The pedigree of exchange controls can be traced back to Plato, the father of statism. Inspired by Lycurgus of Sparta, Plato embraced the idea of an inconvertible currency as a means to preserve the autonomy of the state from outside interference.

So, the temptation to turn to exchange controls in the face of disruptions caused by hot money flows is hardly new. Tsar Nicholas II first pioneered limitations on convertibility in modern times, ordering the State Bank of Russia to introduce, in 1905-06, a limited form of exchange control to discourage speculative purchases of foreign exchange. The bank did so by refusing to sell foreign exchange, except where it could be shown that it was required to buy imported goods.

Otherwise, foreign exchange was limited to 50,000 German marks per person. The Tsar’s rationale for exchange controls was that of limiting hot money flows so that foreign reserves and the exchange rate could be maintained. The more things change, the more they remain the same.

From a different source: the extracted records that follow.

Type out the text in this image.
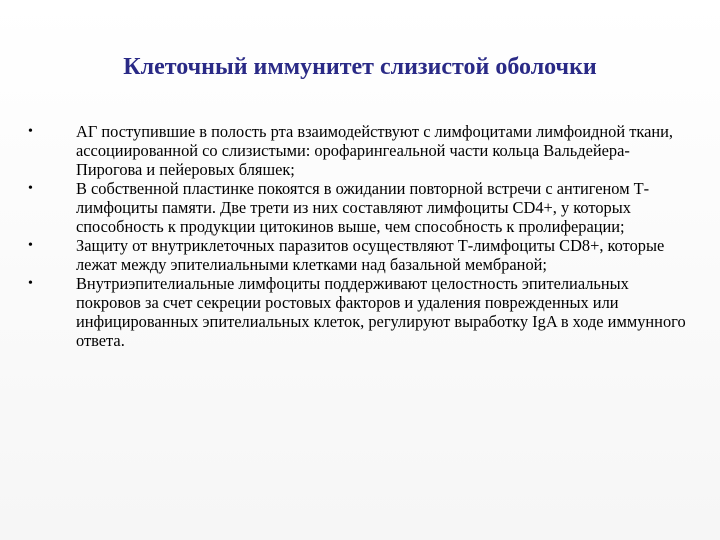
Клеточный иммунитет слизистой оболочки
•	АГ поступившие в полость рта взаимодействуют с лимфоцитами лимфоидной ткани, ассоциированной со слизистыми: орофарингеальной части кольца Вальдейера-Пирогова и пейеровых бляшек;
•	В собственной пластинке покоятся в ожидании повторной встречи с антигеном Т-лимфоциты памяти. Две трети из них составляют лимфоциты CD4+, у которых способность к продукции цитокинов выше, чем способность к пролиферации;
•	Защиту от внутриклеточных паразитов осуществляют Т-лимфоциты CD8+, которые лежат между эпителиальными клетками над базальной мембраной;
•	Внутриэпителиальные лимфоциты поддерживают целостность эпителиальных покровов за счет секреции ростовых факторов и удаления поврежденных или инфицированных эпителиальных клеток, регулируют выработку IgA в ходе иммунного ответа.
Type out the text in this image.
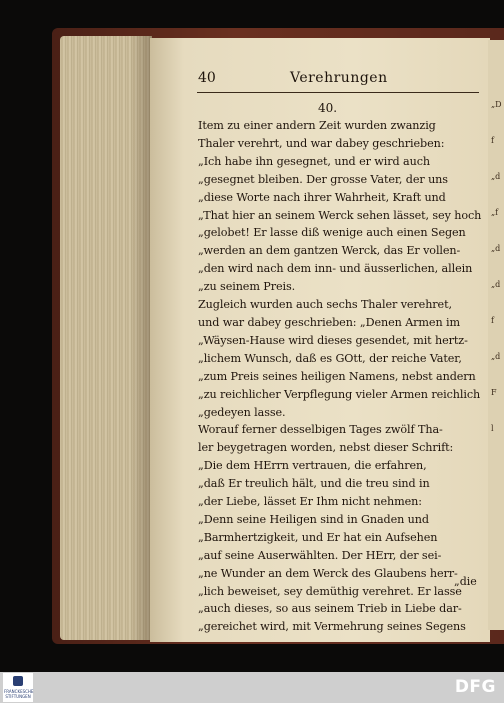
„D
f
„d
„f
„d
„d
f
„d
F
l
40	Verehrungen
40.
Item zu einer andern Zeit wurden zwanzig
Thaler verehrt, und war dabey geschrieben:
„Ich habe ihn gesegnet, und er wird auch
„gesegnet bleiben. Der grosse Vater, der uns
„diese Worte nach ihrer Wahrheit, Kraft und
„That hier an seinem Werck sehen lässet, sey hoch
„gelobet! Er lasse diß wenige auch einen Segen
„werden an dem gantzen Werck, das Er vollen-
„den wird nach dem inn- und äusserlichen, allein
„zu seinem Preis.
Zugleich wurden auch sechs Thaler verehret,
und war dabey geschrieben: „Denen Armen im
„Wäysen-Hause wird dieses gesendet, mit hertz-
„lichem Wunsch, daß es GOtt, der reiche Vater,
„zum Preis seines heiligen Namens, nebst andern
„zu reichlicher Verpflegung vieler Armen reichlich
„gedeyen lasse.
Worauf ferner desselbigen Tages zwölf Tha-
ler beygetragen worden, nebst dieser Schrift:
„Die dem HErrn vertrauen, die erfahren,
„daß Er treulich hält, und die treu sind in
„der Liebe, lässet Er Ihm nicht nehmen:
„Denn seine Heiligen sind in Gnaden und
„Barmhertzigkeit, und Er hat ein Aufsehen
„auf seine Auserwählten. Der HErr, der sei-
„ne Wunder an dem Werck des Glaubens herr-
„lich beweiset, sey demüthig verehret. Er lasse
„auch dieses, so aus seinem Trieb in Liebe dar-
„gereichet wird, mit Vermehrung seines Segens
„die
FRANCKESCHE STIFTUNGEN	DFG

Before more politicians come under the spell of exchange controls, they should reflect on the following passage from Hayek’s 1944 classic, The Road to Serfdom:

"The extent of the control over all life that economic control confers is nowhere better illustrated than in the field of foreign exchanges. Nothing would at first seem to affect private life less than a state control of the dealings in foreign exchange, and most people will regard its introduction with complete indifference. Yet the experience of most Continental countries has taught thoughtful people to regard this step as the decisive advance on the path to totalitarianism and the suppression of individual liberty. It is, in fact, the complete delivery of the individual to the tyranny of the state, the final suppression of all means of escape-not merely for the rich but for everybody."

Hayek’s message about convertibility has regrettably been overlooked by Argentina’s economists, who have a fatal attraction to nutty ideas. Exchange controls are nothing more than a ring-fence within which governments can expropriate their subjects’ property. Open exchange and capital markets, in fact, protect the individual from exactions, because governments must reckon with the possibility of capital flight.

From this, it follows that the imposition of exchange controls leads to an instantaneous reduction in the wealth of the country because all assets decline in value. To see why it is important to understand how assets are priced. The value of any asset is the sum of the expected future installments of income it generates discounted to the present value. For example, the price of a stock represents the value to the investor now of his share of the company’s future cash flows, whether issued as dividends or reinvested. The present value of future income is calculated using an appropriate interest rate that is adjusted for the various risks that the income may not materialize.

When convertibility is restricted, risk increases because property is held hostage and is subject to a potential ransom through expropriation. As a result, the risk-adjusted interest rate employed to value assets is higher than it would be with full convertibility. Investors are willing to pay less for each dollar of prospective income, and the value of property is less than it would be with full convertibility.

This result, incidentally, is the case even when convertibility is allowed for-profit remittances. With less than full convertibility, there is still a danger the government will confiscate property without compensation. That explains why foreign investors are less willing to invest new money in a country with such controls, even with guarantees on profit remittances.

Investors become justifiably nervous when they expect that a government may impose exchange controls. Settled money becomes “hot” and capital flight occurs. Asset owners liquidate their property and get out while the getting is good. Contrary to popular wisdom, restrictions on convertibility do not retard capital flight, they promote it. Macri’s capital controls have destroyed vast amounts of Argentina’s wealth and further damaged the country’s dead-beat reputation.